In 1990, new bulk warehouses were mostly 24’ clear height. In the months preceding the dawn of 2020, most new bulk buildings were 36’ or 40’ clear height. In 1990, concrete floors were leveled with strings and straightedges measured by humans; now they’re precisely flat with new technologies with lasers and dozens of computer calculations, in all directions.
Another big change in new warehouse development is the presence of adequate truck trailer parking away from the building; such parking was rare in the ‘90s. Also, though it costs more to do this, column spacing is almost always over 50’ in all directions, with 52 x 60 not uncommon. In the ‘90s it was sometimes 40 by 40. Wider spacing provides more racking configuration options. In addition, in the early ‘90s it was quite common to have rack sprinklers to provide better response in case of fire with dense flammables, whereas now with ESFR (Early Suppression Fast Response) sprinkler systems, fire protection is as good without in-rack sprinklers.

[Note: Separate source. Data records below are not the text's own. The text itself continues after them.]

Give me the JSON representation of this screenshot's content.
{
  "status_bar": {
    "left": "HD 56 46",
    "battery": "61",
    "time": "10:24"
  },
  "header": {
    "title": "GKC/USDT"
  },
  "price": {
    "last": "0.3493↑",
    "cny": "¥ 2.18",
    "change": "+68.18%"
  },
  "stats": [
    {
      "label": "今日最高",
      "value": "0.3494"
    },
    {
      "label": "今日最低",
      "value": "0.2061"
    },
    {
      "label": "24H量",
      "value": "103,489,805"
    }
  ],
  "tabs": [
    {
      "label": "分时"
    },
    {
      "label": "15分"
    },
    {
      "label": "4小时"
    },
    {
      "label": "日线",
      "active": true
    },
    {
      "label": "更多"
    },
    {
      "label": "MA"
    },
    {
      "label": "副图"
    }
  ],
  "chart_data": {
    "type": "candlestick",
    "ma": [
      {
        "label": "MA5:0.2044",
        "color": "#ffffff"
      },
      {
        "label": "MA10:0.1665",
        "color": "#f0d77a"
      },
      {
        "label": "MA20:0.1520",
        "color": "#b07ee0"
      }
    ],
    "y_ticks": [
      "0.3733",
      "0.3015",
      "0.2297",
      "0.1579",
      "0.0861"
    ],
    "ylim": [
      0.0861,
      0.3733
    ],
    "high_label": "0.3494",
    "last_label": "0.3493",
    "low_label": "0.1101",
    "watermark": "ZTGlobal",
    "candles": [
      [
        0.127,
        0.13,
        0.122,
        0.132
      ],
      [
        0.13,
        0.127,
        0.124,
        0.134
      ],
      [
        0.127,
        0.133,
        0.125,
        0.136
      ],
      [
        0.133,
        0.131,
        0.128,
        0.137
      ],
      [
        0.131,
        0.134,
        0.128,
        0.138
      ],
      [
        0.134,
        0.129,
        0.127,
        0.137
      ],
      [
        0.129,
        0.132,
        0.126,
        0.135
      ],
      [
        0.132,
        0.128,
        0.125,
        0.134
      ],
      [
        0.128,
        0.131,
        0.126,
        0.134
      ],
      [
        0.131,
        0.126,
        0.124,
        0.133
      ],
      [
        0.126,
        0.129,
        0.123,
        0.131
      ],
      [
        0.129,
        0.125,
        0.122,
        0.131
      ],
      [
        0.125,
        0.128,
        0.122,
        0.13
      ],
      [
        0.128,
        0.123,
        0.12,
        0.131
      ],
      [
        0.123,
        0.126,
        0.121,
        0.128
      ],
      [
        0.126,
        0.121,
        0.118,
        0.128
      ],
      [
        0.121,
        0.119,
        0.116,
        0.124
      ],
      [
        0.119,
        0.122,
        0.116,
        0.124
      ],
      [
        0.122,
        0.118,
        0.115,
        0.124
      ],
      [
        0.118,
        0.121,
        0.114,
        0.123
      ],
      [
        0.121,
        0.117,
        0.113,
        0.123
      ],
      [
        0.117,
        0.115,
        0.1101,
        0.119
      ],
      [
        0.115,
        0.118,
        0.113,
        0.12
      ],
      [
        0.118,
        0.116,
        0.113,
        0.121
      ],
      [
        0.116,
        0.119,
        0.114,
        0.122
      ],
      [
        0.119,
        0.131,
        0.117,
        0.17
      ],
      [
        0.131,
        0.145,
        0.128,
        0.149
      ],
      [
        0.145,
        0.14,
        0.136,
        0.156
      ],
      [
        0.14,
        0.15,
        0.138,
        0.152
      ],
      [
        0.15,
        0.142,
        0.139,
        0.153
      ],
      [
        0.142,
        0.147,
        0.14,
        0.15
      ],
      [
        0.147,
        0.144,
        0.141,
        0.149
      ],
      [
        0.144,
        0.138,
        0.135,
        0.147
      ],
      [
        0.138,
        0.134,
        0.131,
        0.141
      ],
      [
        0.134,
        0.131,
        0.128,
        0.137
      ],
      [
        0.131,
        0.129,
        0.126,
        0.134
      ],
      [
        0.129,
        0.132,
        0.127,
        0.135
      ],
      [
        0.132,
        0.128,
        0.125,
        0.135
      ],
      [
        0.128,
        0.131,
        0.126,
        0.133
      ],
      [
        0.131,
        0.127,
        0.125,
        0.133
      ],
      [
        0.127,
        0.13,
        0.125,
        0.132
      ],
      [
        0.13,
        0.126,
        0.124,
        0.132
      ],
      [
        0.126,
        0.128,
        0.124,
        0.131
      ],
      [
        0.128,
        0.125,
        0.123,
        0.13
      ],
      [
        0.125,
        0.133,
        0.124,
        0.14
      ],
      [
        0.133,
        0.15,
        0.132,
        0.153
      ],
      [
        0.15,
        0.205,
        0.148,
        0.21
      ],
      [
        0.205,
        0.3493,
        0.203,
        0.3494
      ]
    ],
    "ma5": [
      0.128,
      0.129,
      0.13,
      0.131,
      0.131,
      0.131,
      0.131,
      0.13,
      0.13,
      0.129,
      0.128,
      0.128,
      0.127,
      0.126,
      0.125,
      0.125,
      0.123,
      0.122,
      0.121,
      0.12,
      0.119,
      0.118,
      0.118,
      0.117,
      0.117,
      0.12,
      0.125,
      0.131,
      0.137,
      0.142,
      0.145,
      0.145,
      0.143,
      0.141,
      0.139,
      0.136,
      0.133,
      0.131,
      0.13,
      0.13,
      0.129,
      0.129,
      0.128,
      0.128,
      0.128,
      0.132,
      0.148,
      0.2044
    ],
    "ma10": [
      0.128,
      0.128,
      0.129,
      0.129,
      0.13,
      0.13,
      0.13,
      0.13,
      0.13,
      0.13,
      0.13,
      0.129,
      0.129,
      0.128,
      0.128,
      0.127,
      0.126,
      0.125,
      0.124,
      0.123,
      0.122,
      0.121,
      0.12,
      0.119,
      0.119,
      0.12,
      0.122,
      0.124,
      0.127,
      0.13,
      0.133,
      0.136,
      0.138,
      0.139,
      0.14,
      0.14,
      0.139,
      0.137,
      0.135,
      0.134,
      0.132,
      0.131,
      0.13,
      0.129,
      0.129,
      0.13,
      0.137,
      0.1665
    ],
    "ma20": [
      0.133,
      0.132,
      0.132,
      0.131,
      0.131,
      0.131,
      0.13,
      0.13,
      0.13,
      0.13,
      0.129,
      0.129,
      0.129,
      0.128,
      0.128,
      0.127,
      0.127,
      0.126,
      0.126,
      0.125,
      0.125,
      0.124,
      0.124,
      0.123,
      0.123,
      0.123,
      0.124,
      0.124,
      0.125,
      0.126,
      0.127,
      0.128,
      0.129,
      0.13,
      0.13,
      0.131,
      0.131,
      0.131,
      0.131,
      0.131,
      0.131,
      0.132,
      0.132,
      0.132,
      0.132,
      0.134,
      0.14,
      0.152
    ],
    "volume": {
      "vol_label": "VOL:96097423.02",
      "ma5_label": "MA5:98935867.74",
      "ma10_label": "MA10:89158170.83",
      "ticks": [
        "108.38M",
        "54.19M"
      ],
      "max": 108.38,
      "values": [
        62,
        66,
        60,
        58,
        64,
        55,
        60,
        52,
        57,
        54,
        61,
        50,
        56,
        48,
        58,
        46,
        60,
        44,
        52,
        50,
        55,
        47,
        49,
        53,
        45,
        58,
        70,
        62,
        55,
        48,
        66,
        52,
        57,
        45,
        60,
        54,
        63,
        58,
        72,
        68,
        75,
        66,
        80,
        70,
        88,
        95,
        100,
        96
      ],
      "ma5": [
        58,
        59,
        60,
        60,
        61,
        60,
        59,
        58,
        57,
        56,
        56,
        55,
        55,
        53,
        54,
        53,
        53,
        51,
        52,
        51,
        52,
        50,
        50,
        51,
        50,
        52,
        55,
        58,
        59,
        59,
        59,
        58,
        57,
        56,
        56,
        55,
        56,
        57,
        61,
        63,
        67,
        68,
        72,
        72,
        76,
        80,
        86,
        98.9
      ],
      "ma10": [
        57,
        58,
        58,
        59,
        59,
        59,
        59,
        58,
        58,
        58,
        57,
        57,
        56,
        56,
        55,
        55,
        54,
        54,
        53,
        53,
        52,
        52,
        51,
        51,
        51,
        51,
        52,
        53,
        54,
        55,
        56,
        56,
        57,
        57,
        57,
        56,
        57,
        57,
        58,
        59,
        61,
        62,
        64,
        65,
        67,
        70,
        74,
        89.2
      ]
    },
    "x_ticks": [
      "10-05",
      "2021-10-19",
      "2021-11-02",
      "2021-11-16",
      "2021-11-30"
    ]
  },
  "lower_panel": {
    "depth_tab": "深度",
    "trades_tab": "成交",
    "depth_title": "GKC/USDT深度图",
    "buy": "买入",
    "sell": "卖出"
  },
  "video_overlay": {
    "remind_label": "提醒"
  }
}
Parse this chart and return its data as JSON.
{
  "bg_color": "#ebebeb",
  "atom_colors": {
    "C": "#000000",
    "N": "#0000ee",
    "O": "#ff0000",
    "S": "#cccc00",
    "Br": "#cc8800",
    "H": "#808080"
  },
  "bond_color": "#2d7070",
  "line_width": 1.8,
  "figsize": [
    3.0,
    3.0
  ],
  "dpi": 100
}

Lighting is another big improvement. Thirty years ago there were fluorescent bulb systems, sodium vapor lighting (yellowish quality) and metal halide systems. All were energy hogs and expensive to repair. The first breakthrough in the early 2000s were the new efficient small diameter fluorescent systems, T-5 and T-8. They had a short time on the stage, as soon thereafter, highly-efficient LED lighting systems came out, and with motion sensors as the previous upgrades had, further saving bulb life and energy costs.
Most big bulk warehouses before 2008 were constructed with precast panels, which were factory-produced and with insulation sandwiched in and rated. A few developers stayed with the older tilt-up technology for cost reasons (where the building slab is poured first, and after curing, the wall panels are poured on top of the new floor and tilted up). When the recession hit, many of the pre-cast panel factories went out of business, so when things picked up later, most of the first buildings went back to tilt-up as the lead times for the few panel manufacturers still in business could be over 12 months. Eventually new plants opened or re-opened, and lead times got more reasonable.
But with more big bulk warehouses built more than ever before in the years between 2015 through 2020, led by Amazon, with many firms re-configuring their historic distribution patterns, and with many new players building facilities just for e-commerce, almost all being leased by good credit tenants, net-leased industrial was the new darling in the institutional investment community. And, as previously mentioned, with a long-term lease with a solid credit tenant, in tier one, or primary markets, CAP rates were often below 4 percent, which means the property values were astoundingly higher than in past years.
To conclude: industrial (just ahead of multi-family) is the new darling of institutional investment: never before has so much money been chasing so many buildings at so many record prices. The investment market and the industrial leasing market has the same marquee star: the net leased e-commerce distribution center, or fulfillment center! And free one-day delivery!